Unique proteins by MD5 checksum are written to $fasta_file
and a mapping from
MD5 checksum to list of feature IDs is written to $id_map_file
.
compute_reference_pin¶
my @fids = $api->compute_reference_pin($focus_peg, $n_genomes, $distance_class)
Compute a pin for the given $focus_peg
from the PATRIC reference database.
focus_peg
The feature ID to pin from.
pin_size
Number of features to return in the pin.
distribution_mode
A string denoting the distribution of returned genomes based on their computed similarity. Values are “top”, “spread_unique”, “spread_proportional”.
find_protein_in_genome_by_product¶
my $aa_seq = $d->find_protein_in_genome_by_product($genome_id, $product_name)
Look for a protein with the given product in the given genome.
get_pin¶
my $pin = $d->get_pin($fid, $family_type, $max_size, $genome_filter);
expand_fids_to_pin¶
my $pin = $d->expand_fids_to_pin($fid_list);
Given a list of fids, expand with data from the API.
compute_pin_alignment¶
my $enhanced_pin = $d->compute_pin_alignment($pin, $n_genomes, $truncation_mechanism)

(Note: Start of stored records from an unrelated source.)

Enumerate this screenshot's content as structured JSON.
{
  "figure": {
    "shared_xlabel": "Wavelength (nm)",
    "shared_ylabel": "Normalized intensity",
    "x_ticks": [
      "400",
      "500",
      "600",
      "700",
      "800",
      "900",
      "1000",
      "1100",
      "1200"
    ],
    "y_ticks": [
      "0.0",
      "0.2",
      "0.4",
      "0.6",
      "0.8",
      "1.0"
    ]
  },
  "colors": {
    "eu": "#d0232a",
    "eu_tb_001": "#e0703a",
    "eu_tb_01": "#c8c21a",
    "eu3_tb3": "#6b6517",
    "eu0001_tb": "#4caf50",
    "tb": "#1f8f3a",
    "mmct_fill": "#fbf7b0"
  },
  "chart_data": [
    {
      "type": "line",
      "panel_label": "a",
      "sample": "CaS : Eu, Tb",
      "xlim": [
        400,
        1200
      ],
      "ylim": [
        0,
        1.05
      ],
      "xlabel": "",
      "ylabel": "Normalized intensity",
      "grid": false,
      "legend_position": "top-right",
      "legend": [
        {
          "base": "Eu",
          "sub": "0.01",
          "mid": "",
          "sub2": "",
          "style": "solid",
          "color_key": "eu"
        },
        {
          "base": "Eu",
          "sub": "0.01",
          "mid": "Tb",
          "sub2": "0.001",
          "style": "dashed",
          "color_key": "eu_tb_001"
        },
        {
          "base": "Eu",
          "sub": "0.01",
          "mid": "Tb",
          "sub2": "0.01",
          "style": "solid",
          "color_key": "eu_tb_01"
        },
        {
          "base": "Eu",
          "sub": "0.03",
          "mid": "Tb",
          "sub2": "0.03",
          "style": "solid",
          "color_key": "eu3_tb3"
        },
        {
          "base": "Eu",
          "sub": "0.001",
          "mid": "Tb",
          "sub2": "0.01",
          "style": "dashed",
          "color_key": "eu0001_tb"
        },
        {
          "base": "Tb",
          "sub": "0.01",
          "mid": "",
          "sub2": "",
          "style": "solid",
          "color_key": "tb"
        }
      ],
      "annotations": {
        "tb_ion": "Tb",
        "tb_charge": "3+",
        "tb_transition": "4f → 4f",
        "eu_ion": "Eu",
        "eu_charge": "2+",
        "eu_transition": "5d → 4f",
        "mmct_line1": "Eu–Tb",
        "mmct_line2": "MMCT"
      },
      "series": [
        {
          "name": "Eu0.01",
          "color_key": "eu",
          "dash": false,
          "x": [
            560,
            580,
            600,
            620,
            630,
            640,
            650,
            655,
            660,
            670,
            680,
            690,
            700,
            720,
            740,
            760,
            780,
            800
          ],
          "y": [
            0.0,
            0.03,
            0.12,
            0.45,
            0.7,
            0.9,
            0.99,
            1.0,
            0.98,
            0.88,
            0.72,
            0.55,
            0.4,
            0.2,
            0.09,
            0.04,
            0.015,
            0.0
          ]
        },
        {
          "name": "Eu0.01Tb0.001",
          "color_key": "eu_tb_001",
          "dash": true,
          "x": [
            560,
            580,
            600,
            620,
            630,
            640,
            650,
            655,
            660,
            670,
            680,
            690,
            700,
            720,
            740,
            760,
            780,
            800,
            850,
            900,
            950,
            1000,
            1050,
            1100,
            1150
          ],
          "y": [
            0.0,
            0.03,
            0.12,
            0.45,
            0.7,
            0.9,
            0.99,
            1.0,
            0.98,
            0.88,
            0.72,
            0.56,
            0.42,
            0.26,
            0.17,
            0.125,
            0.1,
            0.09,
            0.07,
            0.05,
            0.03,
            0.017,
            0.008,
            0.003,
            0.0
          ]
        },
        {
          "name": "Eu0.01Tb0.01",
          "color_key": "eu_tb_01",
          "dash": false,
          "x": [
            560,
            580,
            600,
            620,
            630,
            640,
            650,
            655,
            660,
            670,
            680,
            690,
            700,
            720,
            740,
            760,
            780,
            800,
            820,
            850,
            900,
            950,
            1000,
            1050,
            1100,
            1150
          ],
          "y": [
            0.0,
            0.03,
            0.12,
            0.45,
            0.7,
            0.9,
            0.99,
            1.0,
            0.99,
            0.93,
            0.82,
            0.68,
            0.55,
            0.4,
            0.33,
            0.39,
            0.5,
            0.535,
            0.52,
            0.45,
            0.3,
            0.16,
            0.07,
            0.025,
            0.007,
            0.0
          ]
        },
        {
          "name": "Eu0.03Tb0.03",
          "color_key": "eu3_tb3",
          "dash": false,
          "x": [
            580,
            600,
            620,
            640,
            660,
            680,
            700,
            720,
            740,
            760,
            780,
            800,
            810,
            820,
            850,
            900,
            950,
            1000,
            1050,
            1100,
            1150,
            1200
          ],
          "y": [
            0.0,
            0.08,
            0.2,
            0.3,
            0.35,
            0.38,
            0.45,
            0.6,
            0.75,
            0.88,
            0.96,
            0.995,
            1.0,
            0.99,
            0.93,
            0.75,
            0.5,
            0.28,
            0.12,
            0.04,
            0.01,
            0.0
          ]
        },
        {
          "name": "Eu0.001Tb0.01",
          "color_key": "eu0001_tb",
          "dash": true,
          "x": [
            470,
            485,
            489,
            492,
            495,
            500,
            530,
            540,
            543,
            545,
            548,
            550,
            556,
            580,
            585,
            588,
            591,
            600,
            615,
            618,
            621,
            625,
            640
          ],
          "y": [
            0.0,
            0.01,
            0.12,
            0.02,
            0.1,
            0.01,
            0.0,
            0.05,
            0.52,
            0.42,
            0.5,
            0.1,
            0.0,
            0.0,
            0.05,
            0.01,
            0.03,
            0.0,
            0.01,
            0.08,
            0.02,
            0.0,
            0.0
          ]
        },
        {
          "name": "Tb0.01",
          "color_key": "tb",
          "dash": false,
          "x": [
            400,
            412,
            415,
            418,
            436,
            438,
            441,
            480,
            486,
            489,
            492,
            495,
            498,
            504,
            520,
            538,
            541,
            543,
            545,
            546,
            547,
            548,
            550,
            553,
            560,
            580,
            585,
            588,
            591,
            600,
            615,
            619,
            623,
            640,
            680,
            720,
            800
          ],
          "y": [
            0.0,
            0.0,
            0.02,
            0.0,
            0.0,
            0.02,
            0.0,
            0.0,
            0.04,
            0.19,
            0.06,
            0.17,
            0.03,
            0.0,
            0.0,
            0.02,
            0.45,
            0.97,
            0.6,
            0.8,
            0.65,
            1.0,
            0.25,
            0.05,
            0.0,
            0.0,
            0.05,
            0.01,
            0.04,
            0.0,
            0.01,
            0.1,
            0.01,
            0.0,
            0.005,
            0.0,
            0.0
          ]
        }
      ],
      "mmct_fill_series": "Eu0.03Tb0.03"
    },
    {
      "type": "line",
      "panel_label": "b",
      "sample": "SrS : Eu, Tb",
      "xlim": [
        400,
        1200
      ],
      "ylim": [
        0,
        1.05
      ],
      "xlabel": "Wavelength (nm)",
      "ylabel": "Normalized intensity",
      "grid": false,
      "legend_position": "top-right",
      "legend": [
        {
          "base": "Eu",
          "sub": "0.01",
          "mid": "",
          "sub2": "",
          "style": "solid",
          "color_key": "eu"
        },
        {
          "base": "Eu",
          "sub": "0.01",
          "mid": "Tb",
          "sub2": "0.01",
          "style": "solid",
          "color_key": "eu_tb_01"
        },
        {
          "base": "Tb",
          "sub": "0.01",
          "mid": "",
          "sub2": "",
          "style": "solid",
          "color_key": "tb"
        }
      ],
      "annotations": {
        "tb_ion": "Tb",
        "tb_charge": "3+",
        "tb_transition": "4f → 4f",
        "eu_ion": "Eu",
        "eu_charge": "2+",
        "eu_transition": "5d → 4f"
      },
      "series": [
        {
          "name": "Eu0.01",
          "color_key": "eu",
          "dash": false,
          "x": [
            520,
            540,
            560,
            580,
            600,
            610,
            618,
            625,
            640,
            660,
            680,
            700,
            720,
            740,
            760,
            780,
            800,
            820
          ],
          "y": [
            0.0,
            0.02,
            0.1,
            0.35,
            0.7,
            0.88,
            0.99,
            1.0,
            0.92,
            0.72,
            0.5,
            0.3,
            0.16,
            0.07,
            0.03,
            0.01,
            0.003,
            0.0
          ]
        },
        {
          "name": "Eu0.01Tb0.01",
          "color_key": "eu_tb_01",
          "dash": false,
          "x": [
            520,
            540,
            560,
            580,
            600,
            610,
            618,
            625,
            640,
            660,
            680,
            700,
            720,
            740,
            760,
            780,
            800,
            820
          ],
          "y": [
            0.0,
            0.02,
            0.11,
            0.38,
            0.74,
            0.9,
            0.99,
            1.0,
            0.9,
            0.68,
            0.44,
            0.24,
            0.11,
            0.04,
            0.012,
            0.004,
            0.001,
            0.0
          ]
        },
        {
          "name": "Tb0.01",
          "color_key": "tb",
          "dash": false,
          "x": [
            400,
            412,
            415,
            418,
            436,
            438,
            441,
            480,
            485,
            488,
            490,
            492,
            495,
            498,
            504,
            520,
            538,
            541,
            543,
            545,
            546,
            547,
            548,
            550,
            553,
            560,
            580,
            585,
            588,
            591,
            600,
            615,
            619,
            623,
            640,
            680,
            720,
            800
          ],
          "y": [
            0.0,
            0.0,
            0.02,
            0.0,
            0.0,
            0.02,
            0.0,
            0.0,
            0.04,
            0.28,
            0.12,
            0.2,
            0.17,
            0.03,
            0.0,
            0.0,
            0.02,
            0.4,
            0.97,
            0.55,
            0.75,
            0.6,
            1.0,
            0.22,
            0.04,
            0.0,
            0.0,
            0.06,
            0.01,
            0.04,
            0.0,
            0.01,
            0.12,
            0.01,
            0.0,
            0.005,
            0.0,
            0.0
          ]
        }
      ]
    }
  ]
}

Given a basic pin, compute the BLAST similarities between the first member and the rest, order the pin by the similarities, and truncate to the desired size. The truncation mechanism may either be ‘best_match’ in which case the best N matches are kept, or ‘stratify’ in which case N matches stratified through the list are kept.
- Each element in $pin is a hash with the following keys:
patric_id Feature ID aa_sequence Amino acid sequence for the protein
get_taxon_metadata¶
my $md = get_taxon_metadata($taxon_id)
Compute basic taxon metadat for a given $taxon_id
. Returns a hash
with keys domain
, taxon_name
, taxon_id
, genetic_code
, taxon_lineage
.
gto_of¶
my $gto = $d->gto_of($genomeID);
Return a GenomeTypeObject for the specified genome.
genomeID
ID of the source genome.
RETURN
Returns a blessed GenomeTypeObject for the genome, or
undef
if the genome was not found.
fasta_of¶
my $triples = $d->fasta_of($genomeID);
Return a set of contig triples for the specified genome. Each triple is [id, comment, sequence].
genomeID
ID of the source genome.
RETURN
Returns a reference to a list of 3-tuples, one per contig in the genome. Each tuple consists of (0) an ID, (1) an empty string (comment), and (2) the contig DNA sequence.
debug_on¶
$p3->debug_on($logH);
Turn on debugging to the specified log file.
logH
Open file handle for debug messages.